En este marco, la contención del cambio social sumó como aliado decisivo a una doctrina de simulación que vino a consolidar el statu quo al mismo tiempo que ofreció una excusa perfecta para quienes necesitan clamar que debe haber un cambio social.
La cultura woke, hijo pródigo del Capital posmoderno, surgió para sintetizar al socio perfecto del libre mercado global, pero al ser una mascarada, pronto mostró sus cartas: el viejo y clásico autoritarismo retornó por ese lado, disfrazado de rebeldía y buenas intenciones, lo que generó un efecto de pinzas en los espacios verdaderamente progresistas, quienes tuvieron que adoptar sin reparo alguno al nuevo relato, so pena de ser considerados conservadores. Se trata del triunfo más acabado y limpio del actual sistema. Nunca, jamás, en la historia, sucedió que el orden establecido corriera por izquierda a quienes dicen ser de izquierda.
Mientras que las grandes corporaciones (políticas, económicas y culturales) propagan las ideas woke (en todas sus variantes) desde arriba, desde abajo la reproducción obedece a la exaltación del yo y la búsqueda de pertenencia. Soy alguien en tanto reproduzco la doxa de una tribu determinada. También la coacción social y la conveniencia son motores relevantes de esta propaganda.
De esta manera, la trampa está a la vista, pero casi nadie se ha animado a denunciarla, a pesar de la cristalización de los escraches, las cancelaciones, la censura sistemática, las intromisiones sectarias en todos los órganos del Estado, los fracasos legislativos y hasta aberraciones trasnochadas y con extrema carga simbólica como la quema de libros, entre tantas otras acciones deleznables. Vaya sorpresa, la transgresión controlada y diseñada a priori se tornó autoritaria. ¿Quién lo hubiera pensado?
Otra vez Žižek volvió a la carga, y a finales del año pasado publicó un artículo titulado “La cancelación de la ética”. Allí sostiene: “La ideología woke ofrece un ejemplo paradigmático del modo en que la permisividad se convierte en prohibición: en un régimen woke, nunca sabemos si uno de nosotros terminará cancelado por algo que ha hecho o dicho (los criterios son dudosos) o por el mero hecho de haber nacido dentro de la categoría prohibida (…).

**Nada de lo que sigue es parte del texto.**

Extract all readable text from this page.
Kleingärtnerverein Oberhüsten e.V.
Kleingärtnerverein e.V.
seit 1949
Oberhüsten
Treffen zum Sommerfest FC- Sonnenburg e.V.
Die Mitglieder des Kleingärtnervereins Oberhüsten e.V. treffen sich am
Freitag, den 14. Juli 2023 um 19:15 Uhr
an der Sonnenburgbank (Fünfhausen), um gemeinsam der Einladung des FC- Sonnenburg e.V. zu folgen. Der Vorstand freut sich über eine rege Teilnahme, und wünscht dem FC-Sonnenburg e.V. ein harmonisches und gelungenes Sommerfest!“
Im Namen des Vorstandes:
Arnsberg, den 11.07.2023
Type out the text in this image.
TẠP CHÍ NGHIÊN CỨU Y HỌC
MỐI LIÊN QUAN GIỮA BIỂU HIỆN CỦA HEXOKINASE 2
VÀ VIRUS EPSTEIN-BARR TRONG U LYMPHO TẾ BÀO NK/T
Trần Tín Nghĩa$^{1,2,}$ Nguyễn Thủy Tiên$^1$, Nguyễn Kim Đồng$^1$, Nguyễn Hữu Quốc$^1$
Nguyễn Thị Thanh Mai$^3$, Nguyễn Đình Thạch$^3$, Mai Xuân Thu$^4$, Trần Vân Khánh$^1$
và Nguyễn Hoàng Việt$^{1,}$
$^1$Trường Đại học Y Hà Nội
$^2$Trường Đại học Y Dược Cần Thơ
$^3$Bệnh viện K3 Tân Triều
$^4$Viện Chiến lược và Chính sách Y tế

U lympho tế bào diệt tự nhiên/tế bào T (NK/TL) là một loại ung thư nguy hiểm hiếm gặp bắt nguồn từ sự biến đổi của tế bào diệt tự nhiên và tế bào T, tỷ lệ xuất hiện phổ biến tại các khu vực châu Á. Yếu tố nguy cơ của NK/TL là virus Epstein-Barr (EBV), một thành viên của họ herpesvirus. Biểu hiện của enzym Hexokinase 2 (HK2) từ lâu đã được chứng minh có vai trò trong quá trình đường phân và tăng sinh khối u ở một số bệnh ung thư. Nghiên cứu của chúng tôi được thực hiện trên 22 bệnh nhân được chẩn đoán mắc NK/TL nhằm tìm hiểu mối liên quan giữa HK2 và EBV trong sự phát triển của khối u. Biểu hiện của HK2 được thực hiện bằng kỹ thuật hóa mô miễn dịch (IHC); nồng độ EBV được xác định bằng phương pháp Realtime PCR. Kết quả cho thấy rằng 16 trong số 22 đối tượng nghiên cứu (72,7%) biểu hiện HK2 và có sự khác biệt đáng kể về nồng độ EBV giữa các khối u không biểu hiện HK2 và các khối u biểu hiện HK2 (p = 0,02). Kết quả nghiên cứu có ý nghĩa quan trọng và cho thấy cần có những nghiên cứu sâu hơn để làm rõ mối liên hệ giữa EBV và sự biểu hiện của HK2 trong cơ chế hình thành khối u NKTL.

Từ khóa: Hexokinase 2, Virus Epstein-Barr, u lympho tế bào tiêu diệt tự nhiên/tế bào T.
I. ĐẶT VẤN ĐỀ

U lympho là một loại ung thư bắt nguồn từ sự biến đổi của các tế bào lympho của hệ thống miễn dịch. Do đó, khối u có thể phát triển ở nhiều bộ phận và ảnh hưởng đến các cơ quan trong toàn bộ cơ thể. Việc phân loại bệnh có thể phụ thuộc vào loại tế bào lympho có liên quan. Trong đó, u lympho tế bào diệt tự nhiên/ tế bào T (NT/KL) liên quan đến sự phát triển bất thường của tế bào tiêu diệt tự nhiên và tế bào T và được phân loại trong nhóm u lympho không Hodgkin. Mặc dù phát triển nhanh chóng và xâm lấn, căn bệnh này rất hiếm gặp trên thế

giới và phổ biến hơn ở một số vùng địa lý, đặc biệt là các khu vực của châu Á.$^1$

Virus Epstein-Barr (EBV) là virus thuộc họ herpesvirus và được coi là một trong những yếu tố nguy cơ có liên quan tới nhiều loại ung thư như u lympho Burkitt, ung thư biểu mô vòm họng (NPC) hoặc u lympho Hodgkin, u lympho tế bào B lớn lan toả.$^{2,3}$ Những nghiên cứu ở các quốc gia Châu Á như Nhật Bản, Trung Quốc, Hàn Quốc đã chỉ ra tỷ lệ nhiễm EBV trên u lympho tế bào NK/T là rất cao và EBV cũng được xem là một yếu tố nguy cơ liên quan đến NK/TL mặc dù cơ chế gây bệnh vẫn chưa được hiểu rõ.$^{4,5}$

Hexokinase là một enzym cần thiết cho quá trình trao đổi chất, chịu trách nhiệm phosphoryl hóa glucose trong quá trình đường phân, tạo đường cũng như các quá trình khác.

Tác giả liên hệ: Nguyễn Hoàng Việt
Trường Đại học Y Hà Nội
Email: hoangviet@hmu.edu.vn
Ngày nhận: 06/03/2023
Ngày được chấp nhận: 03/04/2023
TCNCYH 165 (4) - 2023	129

En vez de oponerse a las nuevas formas de barbarie (como proclama), la izquierda woke participa plenamente en ellas, al promover y practicar un discurso indisimuladamente opresivo. Aunque defienda el pluralismo y promueva la diferencia, su lugar de enunciación subjetivo (el lugar desde el cual habla) es despiadadamente autoritario y no tolera que se discutan sus intentos de imponer exclusiones arbitrarias que antes, en una sociedad tolerante y liberal, se hubieran considerado inadmisibles”.
La ideología woke (si es que a eso puede llamarse ideología) es, entonces, la ideología del establishment, cuya narrativa (esencialmente es una narrativa, una narrativa estrictamente dogmática) rechaza de plano los intereses de clase, ya que se afectaría a sí misma. La victoria de esta impronta se encuentra en su capacidad por desactivar toda propuesta de cambio real, estructural, material, abriendo las puertas de un paraíso para burócratas que pueden lucrar (política y económicamente) al mismo tiempo que ufanarse vociferando que son revolucionarios (seguir siendo “Almas Bellas”, diría Žižek en su libro La revolución blanda). El wokismo (que no es otra cosa más que una religión del siglo XXI), heredero de la transgresión controlada, se ha convertido en el máximo logro del capital concentrado, posmoderno y globalista: consolida el orden establecido a la vez que distorsiona la agenda pública, genera un simulacro de liberación y transfiere el trabajo sucio a presuntos otros.